Peter Otten __peter__ at web.de
Thu Jun 27 10:30:51 CEST 2013


Jim Mooney wrote:

> On 27 June 2013 00:43, Alan Gauld <alan.gauld at btinternet.com> wrote:
>> Take the constant definitions out of the function....
> 
> Since the program has an error And needs simplification (no doubt
> interdependent), but it would be hard to do both at once, this brings
> up a good general question: Is it best, in such cases, to correct the
> error, then simplify, or simplify, then correct the error?

That depends. Ideally you'd have unittests to ensure that you aren't 
introducing new errors with the simplification process.
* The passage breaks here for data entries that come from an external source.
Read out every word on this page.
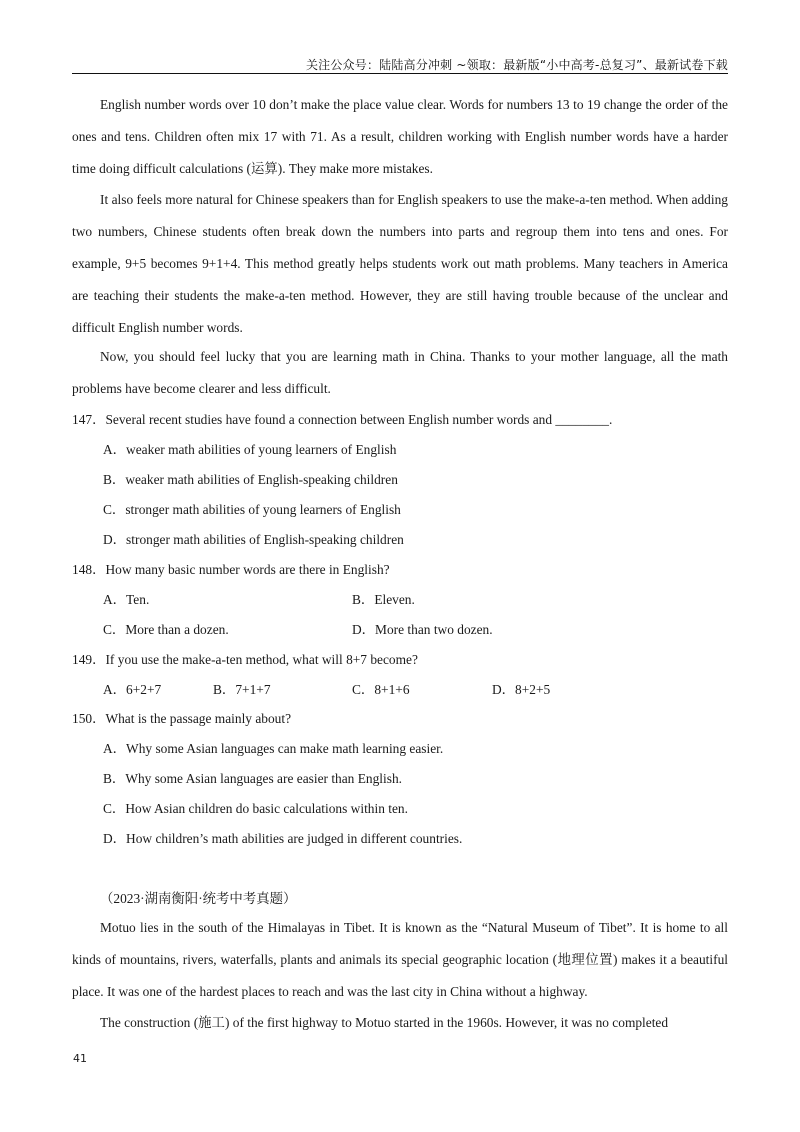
关注公众号：陆陆高分冲刺 ~领取：最新版“小中高考-总复习”、最新试卷下载

English number words over 10 don’t make the place value clear. Words for numbers 13 to 19 change the order of the ones and tens. Children often mix 17 with 71. As a result, children working with English number words have a harder time doing difficult calculations (运算). They make more mistakes.

It also feels more natural for Chinese speakers than for English speakers to use the make-a-ten method. When adding two numbers, Chinese students often break down the numbers into parts and regroup them into tens and ones. For example, 9+5 becomes 9+1+4. This method greatly helps students work out math problems. Many teachers in America are teaching their students the make-a-ten method. However, they are still having trouble because of the unclear and difficult English number words.

Now, you should feel lucky that you are learning math in China. Thanks to your mother language, all the math problems have become clearer and less difficult.

147．Several recent studies have found a connection between English number words and ________.
A．weaker math abilities of young learners of English
B．weaker math abilities of English-speaking children
C．stronger math abilities of young learners of English
D．stronger math abilities of English-speaking children
148．How many basic number words are there in English?
A．Ten.	B．Eleven.
C．More than a dozen.	D．More than two dozen.
149．If you use the make-a-ten method, what will 8+7 become?
A．6+2+7	B．7+1+7	C．8+1+6	D．8+2+5
150．What is the passage mainly about?
A．Why some Asian languages can make math learning easier.
B．Why some Asian languages are easier than English.
C．How Asian children do basic calculations within ten.
D．How children’s math abilities are judged in different countries.
（2023·湖南衡阳·统考中考真题）

Motuo lies in the south of the Himalayas in Tibet. It is known as the “Natural Museum of Tibet”. It is home to all kinds of mountains, rivers, waterfalls, plants and animals its special geographic location (地理位置) makes it a beautiful place. It was one of the hardest places to reach and was the last city in China without a highway.

The construction (施工) of the first highway to Motuo started in the 1960s. However, it was no completed

41
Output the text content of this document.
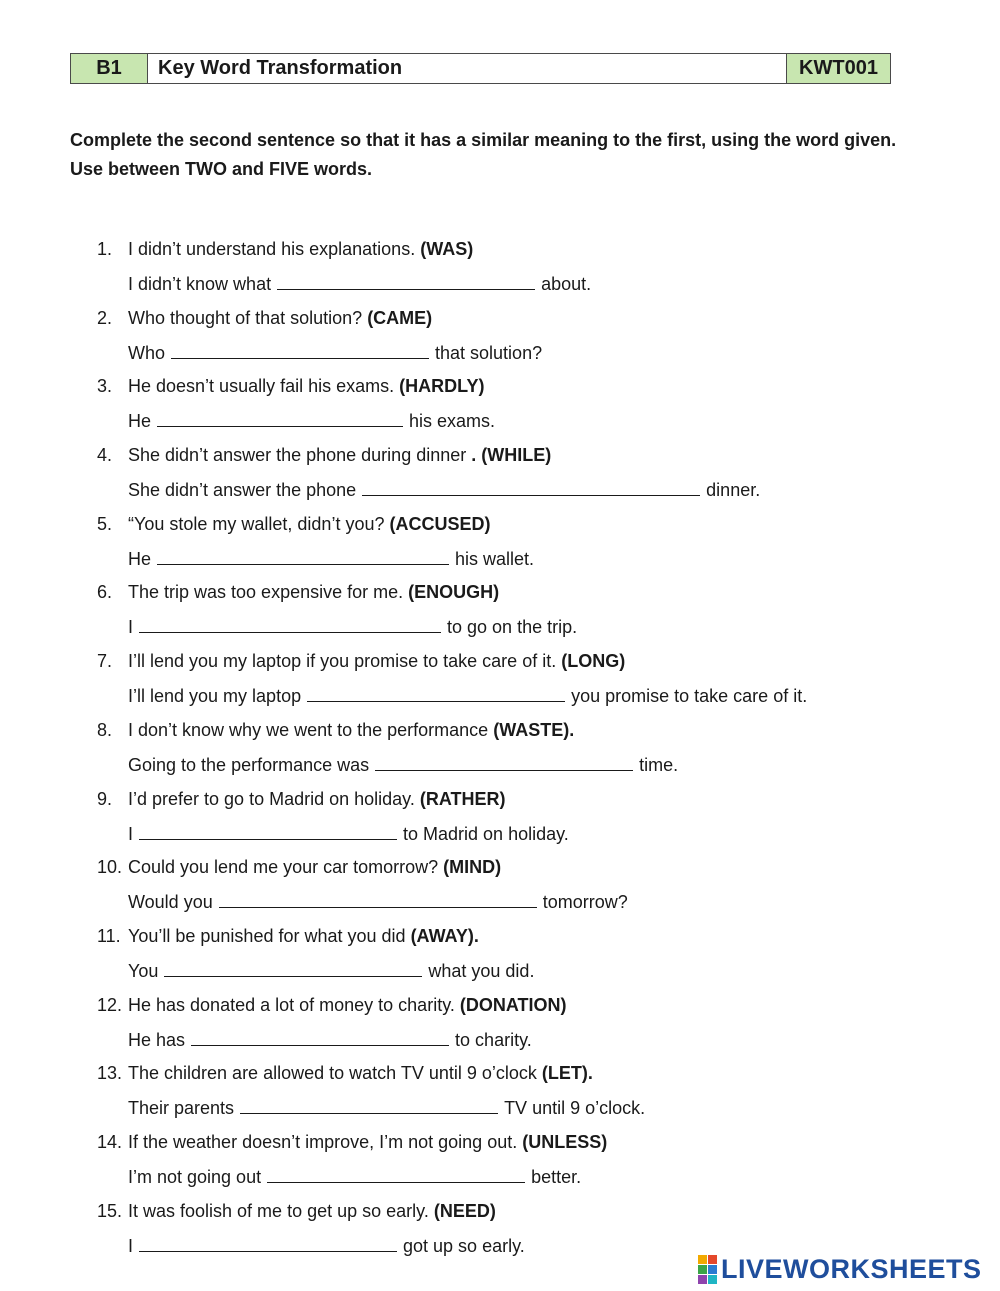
B1	Key Word Transformation	KWT001
Complete the second sentence so that it has a similar meaning to the first, using the word given. Use between TWO and FIVE words.
1. I didn’t understand his explanations. (WAS)
I didn’t know what	about.
2. Who thought of that solution? (CAME)
Who	that solution?
3. He doesn’t usually fail his exams. (HARDLY)
He	his exams.
4. She didn’t answer the phone during dinner . (WHILE)
She didn’t answer the phone	dinner.
5. “You stole my wallet, didn’t you? (ACCUSED)
He	his wallet.
6. The trip was too expensive for me. (ENOUGH)
I	to go on the trip.
7. I’ll lend you my laptop if you promise to take care of it. (LONG)
I’ll lend you my laptop	you promise to take care of it.
8. I don’t know why we went to the performance (WASTE).
Going to the performance was	time.
9. I’d prefer to go to Madrid on holiday. (RATHER)
I	to Madrid on holiday.
10. Could you lend me your car tomorrow? (MIND)
Would you	tomorrow?
11. You’ll be punished for what you did (AWAY).
You	what you did.
12. He has donated a lot of money to charity. (DONATION)
He has	to charity.
13. The children are allowed to watch TV until 9 o’clock (LET).
Their parents	TV until 9 o’clock.
14. If the weather doesn’t improve, I’m not going out. (UNLESS)
I’m not going out	better.
15. It was foolish of me to get up so early. (NEED)
I	got up so early.
LIVEWORKSHEETS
So if you don't have them already now is the time to formalize your ad-hoc 
tests.

Then, as you already tried and didn't find the error you should simplify 
your code and split it into multiple functions. For example

def triplet_to_text(triplet):
    ...

has only 100 possible args and 100 possible results. It's one of the rare 
birds for that you can write exhaustive tests. Once you have a correct 
implementation -- whether simple and clean, convoluted, or just a big dict 
doesn't matter -- you can use it as a building block for numstonames() and 
never look at it again. 

Now you can attack the next problem, splitting a number into triplets. You 
can't do exhaustive tests for that, but try to add tests for a wide range of 
sizes and to cover all corner cases.

With these building blocks the final implementation of

numstonames() -- I suggest number_to_name(n) as a sane name -- should become 
fairly simple, and errors should become easier to debug and fix. Because you 
know you can rely on the helper functions the amount of code you need to 
check has become smaller -- and ideally simpler, too.